Each instrument of the orchestra is a technical marvel, just as the orchestra itself is one. The organ, with the fine control over timbre that its various knobs and stops provide, might be considered the first synthesizer. And concert halls, themselves, are grand displays of an architect’s mastery over acoustics. All these, including the concert hall, are simply tools composers use to create music. And the tools can have as much of an influence on the final product as composers themselves.
Music has always been a forum for exploring and developing new technologies. Ten technologies, in particular, have had an outsized influence on not only the compositional process, but on the relationship we all have with music. From the software used to record and manipulate audio, to how music is stored, to novel ways of generating tones, these ten developments from the last hundred years or so, presented in rough chronological order, fundamentally changed what it means to be both a composer and a listener.
1. The microphone
Nearly every technological innovation related to music presented here depends on one thing: taking vibrating air – sound – transforming it into an electric signal, and then transforming that signal back into sound. The transformations themselves are achieved via vibrating membranes that we encounter as microphones and loudspeakers. It is such a simple concept that it is almost shocking that it actually works. But as remarkable as these processes are, the signal a microphone captures is extremely faint, making it essentially useless unless something is done to it to make it louder...
2. Amplification
Amplification fundamentally changed our relationship with music. Before it, music was experienced as an event. After things like radio and commercial recording became possible because of amplification, music became more common, and it became a thing.

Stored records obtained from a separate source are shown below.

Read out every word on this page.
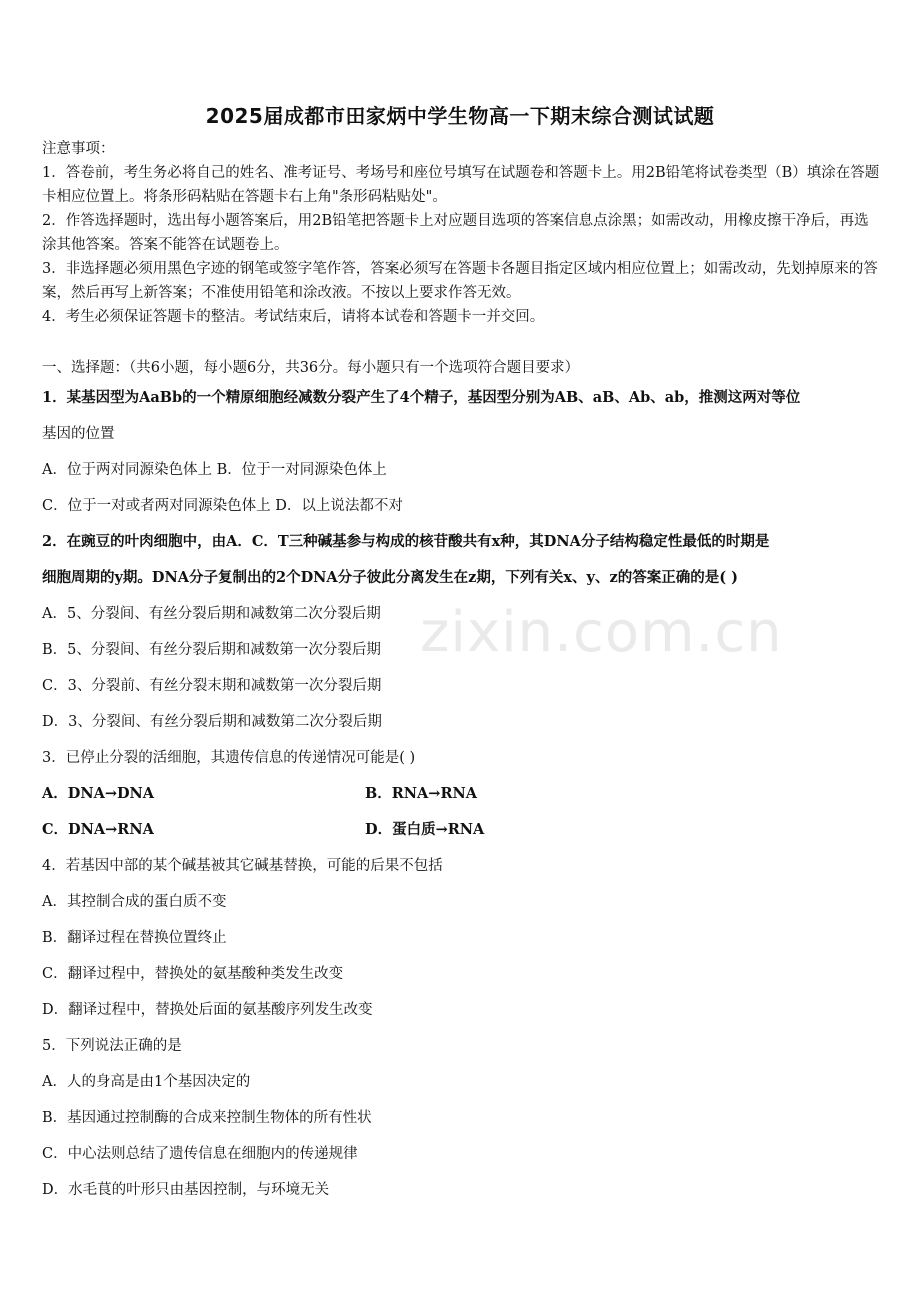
zixin.com.cn
2025届成都市田家炳中学生物高一下期末综合测试试题
注意事项：
1．答卷前，考生务必将自己的姓名、准考证号、考场号和座位号填写在试题卷和答题卡上。用2B铅笔将试卷类型（B）填涂在答题卡相应位置上。将条形码粘贴在答题卡右上角"条形码粘贴处"。
2．作答选择题时，选出每小题答案后，用2B铅笔把答题卡上对应题目选项的答案信息点涂黑；如需改动，用橡皮擦干净后，再选涂其他答案。答案不能答在试题卷上。
3．非选择题必须用黑色字迹的钢笔或签字笔作答，答案必须写在答题卡各题目指定区域内相应位置上；如需改动，先划掉原来的答案，然后再写上新答案；不准使用铅笔和涂改液。不按以上要求作答无效。
4．考生必须保证答题卡的整洁。考试结束后，请将本试卷和答题卡一并交回。
一、选择题：（共6小题，每小题6分，共36分。每小题只有一个选项符合题目要求）
1．某基因型为AaBb的一个精原细胞经减数分裂产生了4个精子，基因型分别为AB、aB、Ab、ab，推测这两对等位
基因的位置
A．位于两对同源染色体上 B．位于一对同源染色体上
C．位于一对或者两对同源染色体上 D．以上说法都不对
2．在豌豆的叶肉细胞中，由A．C．T三种碱基参与构成的核苷酸共有x种，其DNA分子结构稳定性最低的时期是
细胞周期的y期。DNA分子复制出的2个DNA分子彼此分离发生在z期，下列有关x、y、z的答案正确的是( )
A．5、分裂间、有丝分裂后期和减数第二次分裂后期
B．5、分裂间、有丝分裂后期和减数第一次分裂后期
C．3、分裂前、有丝分裂末期和减数第一次分裂后期
D．3、分裂间、有丝分裂后期和减数第二次分裂后期
3．已停止分裂的活细胞，其遗传信息的传递情况可能是( )
A．DNA→DNA	B．RNA→RNA
C．DNA→RNA	D．蛋白质→RNA
4．若基因中部的某个碱基被其它碱基替换，可能的后果不包括
A．其控制合成的蛋白质不变
B．翻译过程在替换位置终止
C．翻译过程中，替换处的氨基酸种类发生改变
D．翻译过程中，替换处后面的氨基酸序列发生改变
5．下列说法正确的是
A．人的身高是由1个基因决定的
B．基因通过控制酶的合成来控制生物体的所有性状
C．中心法则总结了遗传信息在细胞内的传递规律
D．水毛茛的叶形只由基因控制，与环境无关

It also meant that more composers could reach more people than ever with relative ease. Guitars went from being barely audible chamber instruments to beasts capable of deafening thousands in an arena. An entirely new world of sound became possible. The Steve Reich Ensemble could pair the softness of early music vocals with a dozen instrumentalists playing full bore, and John Adams could instruct a soloist to lie on her back while singing an aria. In short, everything changed.
3. LPs
Audio recording has been around since the mid 19th century. The first recordings were purely mechanical engravings in soft material that aged poorly and were difficult to reproduce. It took several decades to perfect the technology, but when it finally happened, sound recordings made it possible for anyone to listen to whatever they want in their own home. Today, we associate the recording industry primarily with pop music, but the first recording to sell one million copies was Enrico Caruso singing “Vesti la giubba” from Leoncavallo’s Pagliacci. The medium of recording itself has also been an inspiration to countless composers. Pierre Schaeffer invented musique concrète, music crafted from found recording, while Phil Kline employs cheap boom-boxes to continuously record and re-record a sound until it becomes unrecognizable.
4. Synthesizers
In the early 1960s, composer Morton Subotnick envisioned a world where anyone could create and perform sophisticated electronic music in their homes. While it took 50 years for that dream to be fully realized, the tool he and engineer Don Buchla forged, the Buchla 100 Series Modular Electronic Music System, was a mighty first step. The “Buchla Box” and all other synthesizers since have liberated the concept of what an instrument is by allowing a user to combine and manipulate electronically generated signals to create sounds that might have never existed before. Suddenly, any sound a composer might imagine became theoretically, if not literally, possible.
A few years after Buchla’s invention, Nonesuch Records released Subotnick’s Silver Apples of the Moon, which was the first work of electronic music to be commissioned by a record label. Its improvisatory feel and energetic rhythms were a departure from the abstract bleeps and bloops that dominated academic electronic music.
5. The portable studio
The Japanese electronics manufacture TEAC released the first Portastudio in 1979. It was a simplified version of a professional recording studio, allowing musicians to record multiple channels of audio directly onto a cassette tape. Although its original $900 price tag didn’t exactly make it available to anyone, by the 90s, these multichannel records were available for just a few hundred dollars. Compare that to the thousands required to record a single song in a professional recording studio and suddenly the Portastudio seems like a revolutionary tool.
Today, virtually every laptop comes with multichannel audio recording software built in, complete with software synthesizers and digital effects. Everyone has the capability for creating professional-sounding music at home with little or no cost.
6. Samplers
Sampling – copying a snippet of audio for future reuse – may not seem particularly revolutionary. At the heart of sampling, though, is the idea of looping sounds, and that idea alone has been enough to spawn multiple genres of music. Without loops and samples, Steve Reich would never have created Come Out, It’s Gonna Rain or Different Trains; hip-hop as we know it would not exist; and without the ability to sample and loop live performance, Maya Beiser might be just another talented cellist.